Re: Vector distance within a cluster

Posted by Ted Dunning <te...@gmail.com>.
Always good to test, but I think that euclidean distance with L_1
regularization is probably more interesting.

On Mon, Mar 4, 2013 at 12:00 PM, Chris Harrington <ch...@heystaks.com>wrote:

> So if I'm understanding what you are saying is, simply put, that I should
> investigate the use L_1 as my distance measure during my measuring of
> vector distance within a cluster?
>
>
> On 1 Mar 2013, at 16:24, Ted Dunning wrote:
>
> > What Sean says is just right, except that I was (telegraphically) getting
> > at a slightly different point with L_1:
> >
> > On Wed, Feb 27, 2013 at 7:23 AM, Chris Harrington <chris@heystaks.com
> >wrote:
> >
> >> Is L_1 regularization the same as manhattan distance?
> >>
> >
> > L_1 metric is manhattan distance, yes.
> >
> > L_1 regularization of k-means refers to something a little bit different.
> >
> > The idea with regularization is that you add some sort of penalty to the
> > function you are optimizing.  This penalty pushes the optimization
> toward a
> > solution that you would prefer on some other grounds than just the
> > optimization alone.  Regularization often helps in solving
> underdetermined
> > systems where there are an infinite number of solutions and we have to
> pick
> > a preferred solution.
> >
> > There isn't anything that says that you have to be optimizing the same
> kind
> > of function as the regularization.  Thus k-means, which is inherently
> > optimizing squared error can quite reasonably be regularized with L_1
> (sum
> > of the absolute value of the centroids' coefficients).
> >
> > I haven't tried this at all seriously yet.  L_1 regularization tends to
> > help drive toward sparsity, but it is normally used in convex problems
> > where we can guarantee a findable global optimum.  The k-means problem,
> > however, is not convex so adding the regularization may screw things up
> in
> > practice.  For text-like data, I have a strong intuition that the
> idealized
> > effect of L_1 should be very good, but the pragmatic effect may not be so
> > useful.
>
>

Re: Vector distance within a cluster

Posted by Chris Harrington <ch...@heystaks.com>.
So if I'm understanding what you are saying is, simply put, that I should investigate the use L_1 as my distance measure during my measuring of vector distance within a cluster?

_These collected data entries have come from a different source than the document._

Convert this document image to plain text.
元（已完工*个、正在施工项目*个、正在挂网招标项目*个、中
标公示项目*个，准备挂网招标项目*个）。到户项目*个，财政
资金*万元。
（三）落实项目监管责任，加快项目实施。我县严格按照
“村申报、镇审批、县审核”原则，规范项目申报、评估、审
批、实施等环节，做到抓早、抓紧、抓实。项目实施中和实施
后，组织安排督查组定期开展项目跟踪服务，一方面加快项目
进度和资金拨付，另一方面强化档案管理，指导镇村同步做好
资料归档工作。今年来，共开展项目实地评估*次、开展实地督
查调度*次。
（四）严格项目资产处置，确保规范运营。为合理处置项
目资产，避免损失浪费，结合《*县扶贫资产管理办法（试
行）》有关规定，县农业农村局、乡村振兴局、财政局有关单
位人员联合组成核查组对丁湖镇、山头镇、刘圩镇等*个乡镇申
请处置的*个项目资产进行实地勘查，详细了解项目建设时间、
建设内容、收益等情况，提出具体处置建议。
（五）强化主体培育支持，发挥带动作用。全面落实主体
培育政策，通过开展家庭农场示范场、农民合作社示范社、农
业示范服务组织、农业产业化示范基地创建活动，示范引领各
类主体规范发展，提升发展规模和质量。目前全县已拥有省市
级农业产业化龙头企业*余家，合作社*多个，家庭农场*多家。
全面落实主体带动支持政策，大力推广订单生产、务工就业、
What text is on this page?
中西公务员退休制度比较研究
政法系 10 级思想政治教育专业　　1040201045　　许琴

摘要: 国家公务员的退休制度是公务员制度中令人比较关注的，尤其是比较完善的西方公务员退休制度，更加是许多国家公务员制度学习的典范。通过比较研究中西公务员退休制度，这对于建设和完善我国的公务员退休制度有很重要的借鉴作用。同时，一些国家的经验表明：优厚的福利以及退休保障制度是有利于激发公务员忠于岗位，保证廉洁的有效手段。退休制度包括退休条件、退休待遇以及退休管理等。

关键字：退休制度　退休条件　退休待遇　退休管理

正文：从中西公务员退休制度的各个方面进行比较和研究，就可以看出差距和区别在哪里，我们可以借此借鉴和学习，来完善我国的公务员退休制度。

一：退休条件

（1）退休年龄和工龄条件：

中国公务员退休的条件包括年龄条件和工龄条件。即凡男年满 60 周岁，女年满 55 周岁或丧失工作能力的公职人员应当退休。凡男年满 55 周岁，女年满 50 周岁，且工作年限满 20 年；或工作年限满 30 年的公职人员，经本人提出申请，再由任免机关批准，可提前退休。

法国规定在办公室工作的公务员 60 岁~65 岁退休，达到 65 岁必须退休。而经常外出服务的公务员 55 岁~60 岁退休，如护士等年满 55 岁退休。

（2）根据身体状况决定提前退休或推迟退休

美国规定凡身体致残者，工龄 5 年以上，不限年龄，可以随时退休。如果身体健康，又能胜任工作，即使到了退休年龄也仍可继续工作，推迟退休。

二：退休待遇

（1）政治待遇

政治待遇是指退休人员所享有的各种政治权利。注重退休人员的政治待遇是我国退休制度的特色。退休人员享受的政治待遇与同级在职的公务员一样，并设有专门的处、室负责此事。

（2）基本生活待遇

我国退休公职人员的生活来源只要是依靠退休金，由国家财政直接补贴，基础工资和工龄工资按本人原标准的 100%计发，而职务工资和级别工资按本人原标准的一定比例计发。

On 1 Mar 2013, at 16:24, Ted Dunning wrote:

> What Sean says is just right, except that I was (telegraphically) getting
> at a slightly different point with L_1:
> 
> On Wed, Feb 27, 2013 at 7:23 AM, Chris Harrington <ch...@heystaks.com>wrote:
> 
>> Is L_1 regularization the same as manhattan distance?
>> 
> 
> L_1 metric is manhattan distance, yes.
> 
> L_1 regularization of k-means refers to something a little bit different.
> 
> The idea with regularization is that you add some sort of penalty to the
> function you are optimizing.  This penalty pushes the optimization toward a
> solution that you would prefer on some other grounds than just the
> optimization alone.  Regularization often helps in solving underdetermined
> systems where there are an infinite number of solutions and we have to pick
> a preferred solution.
> 
> There isn't anything that says that you have to be optimizing the same kind
> of function as the regularization.  Thus k-means, which is inherently
> optimizing squared error can quite reasonably be regularized with L_1 (sum
> of the absolute value of the centroids' coefficients).
> 
> I haven't tried this at all seriously yet.  L_1 regularization tends to
> help drive toward sparsity, but it is normally used in convex problems
> where we can guarantee a findable global optimum.  The k-means problem,
> however, is not convex so adding the regularization may screw things up in
> practice.  For text-like data, I have a strong intuition that the idealized
> effect of L_1 should be very good, but the pragmatic effect may not be so
> useful.